The European Union is putting that opinion to the test now with their trillion dollar version of TARP.
Markets rallied around the world in response to the extraordinary show of solidarity in defending the euro, which topped even the U.S. government's support for its collapsing financial system in 2008. A broad index of European blue chips closed up more than 10 percent and Wall Street was up more than 3 percent in afternoon trading.
But analysts pointed out that the package did nothing to reduce overall debt -- it just spread it onto more shoulders.
There will also be a risk that, by in effect shielding Greece, Portugal, Spain and other over-indebted countries from the harsh verdict of the open market, the measures will make it harder for political leaders to overcome public resistance to the deep budget cuts needed to get spending and borrowing under control. Strikes in Greece led to a riot last week that left three people dead.
And therein is the problem. The EU marched in with a large band aide today when the patient required an amputation. I might say that response is both uniquely Keynesian and European but that would not be true. The United States has done the same thing by refusing to address the root problems of excessive government spending. As Samuelson notes:
What we're seeing in Greece is the death spiral of the welfare state. This isn't Greece's problem alone, and that's why its crisis has rattled global stock markets and threatens economic recovery. Virtually every advanced nation, including the United States, faces the same prospect. Aging populations have been promised huge health and retirement benefits, which countries haven't fully covered with taxes. The reckoning has arrived in Greece, but it awaits most wealthy societies.
Americans dislike the term "welfare state" and substitute the bland word "entitlements." Vocabulary doesn't alter the reality. Countries cannot overspend and over borrow forever. By delaying hard decisions about spending and taxes, governments maneuver themselves into a cul-de-sac. To be sure, Greece's plight is usually described as a European crisis -- especially for the euro, the common money used by 16 countries -- and this is true. But only to a point.
Euro coins and notes were introduced in 2002. The currency clearly hasn't lived up to its promises. It was supposed to lubricate faster economic growth by eliminating the cost and confusion of constantly converting between national currencies. More important, it would promote political unity. With a common currency, people would feel "European."

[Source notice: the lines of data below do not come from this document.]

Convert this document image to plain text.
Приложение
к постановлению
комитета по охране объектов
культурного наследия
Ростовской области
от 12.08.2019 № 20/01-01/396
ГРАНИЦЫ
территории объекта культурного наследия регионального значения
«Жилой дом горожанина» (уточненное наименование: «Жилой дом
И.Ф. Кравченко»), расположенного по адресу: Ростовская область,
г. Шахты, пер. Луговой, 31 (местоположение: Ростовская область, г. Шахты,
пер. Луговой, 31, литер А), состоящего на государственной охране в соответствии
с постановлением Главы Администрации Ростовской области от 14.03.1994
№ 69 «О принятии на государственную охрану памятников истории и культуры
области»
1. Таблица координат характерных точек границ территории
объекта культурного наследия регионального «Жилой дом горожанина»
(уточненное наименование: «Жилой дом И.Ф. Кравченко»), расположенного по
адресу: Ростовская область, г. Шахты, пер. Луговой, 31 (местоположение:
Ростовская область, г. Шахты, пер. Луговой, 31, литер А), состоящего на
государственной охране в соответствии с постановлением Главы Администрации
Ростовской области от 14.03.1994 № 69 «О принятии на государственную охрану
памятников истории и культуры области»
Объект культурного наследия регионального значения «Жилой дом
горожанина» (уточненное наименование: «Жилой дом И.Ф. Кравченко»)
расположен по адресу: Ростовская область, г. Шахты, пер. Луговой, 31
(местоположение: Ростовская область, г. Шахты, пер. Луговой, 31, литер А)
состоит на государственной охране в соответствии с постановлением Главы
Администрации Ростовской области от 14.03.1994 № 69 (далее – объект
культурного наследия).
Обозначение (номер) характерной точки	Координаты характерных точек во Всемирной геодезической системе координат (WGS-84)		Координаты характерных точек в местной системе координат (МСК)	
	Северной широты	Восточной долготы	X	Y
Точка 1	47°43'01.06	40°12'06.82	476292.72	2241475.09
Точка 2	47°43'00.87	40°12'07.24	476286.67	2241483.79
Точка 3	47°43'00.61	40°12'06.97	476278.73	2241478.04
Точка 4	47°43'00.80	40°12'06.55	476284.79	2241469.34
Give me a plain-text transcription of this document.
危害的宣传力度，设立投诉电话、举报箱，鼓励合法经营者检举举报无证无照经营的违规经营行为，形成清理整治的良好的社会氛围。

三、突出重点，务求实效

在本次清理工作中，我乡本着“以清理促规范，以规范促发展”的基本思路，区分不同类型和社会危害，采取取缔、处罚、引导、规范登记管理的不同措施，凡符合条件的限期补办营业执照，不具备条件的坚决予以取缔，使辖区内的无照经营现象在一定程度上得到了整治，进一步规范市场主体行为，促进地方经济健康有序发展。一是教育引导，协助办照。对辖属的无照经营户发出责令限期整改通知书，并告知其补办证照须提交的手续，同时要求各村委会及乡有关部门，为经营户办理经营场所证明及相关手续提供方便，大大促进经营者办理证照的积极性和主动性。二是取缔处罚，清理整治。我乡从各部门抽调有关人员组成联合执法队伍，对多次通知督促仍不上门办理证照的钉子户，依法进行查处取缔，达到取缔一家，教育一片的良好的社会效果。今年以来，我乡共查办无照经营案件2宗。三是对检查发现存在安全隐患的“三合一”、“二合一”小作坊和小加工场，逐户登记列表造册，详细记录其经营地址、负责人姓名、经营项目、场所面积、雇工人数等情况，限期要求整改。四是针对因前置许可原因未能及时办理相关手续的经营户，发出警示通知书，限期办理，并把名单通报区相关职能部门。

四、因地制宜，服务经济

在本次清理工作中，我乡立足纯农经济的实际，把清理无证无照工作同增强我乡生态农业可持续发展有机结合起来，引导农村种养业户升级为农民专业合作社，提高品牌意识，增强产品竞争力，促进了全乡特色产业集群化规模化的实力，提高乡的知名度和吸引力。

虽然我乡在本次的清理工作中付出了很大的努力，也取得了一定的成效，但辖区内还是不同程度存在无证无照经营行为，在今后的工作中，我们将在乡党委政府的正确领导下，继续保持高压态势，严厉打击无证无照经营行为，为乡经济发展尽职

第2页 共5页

Their identities as Germans, Italians and Spaniards would gradually blend into a continental identity. None of this has happened. Economic growth in the countries using the currency averaged 2.1 percent annually from 1992 to 2001 and 1.7 percent from 2002 to 2008. Multiple currencies were never a big obstacle to growth; high taxes, pervasive regulations and generous subsidies were. As for political unity, the euro is now dividing Europeans. The Greeks are rioting.
The European "financial contagion" is spreading. Look for quarantines between states in the U S soon.
Note: Frequent commenter Brett made this connection earlier.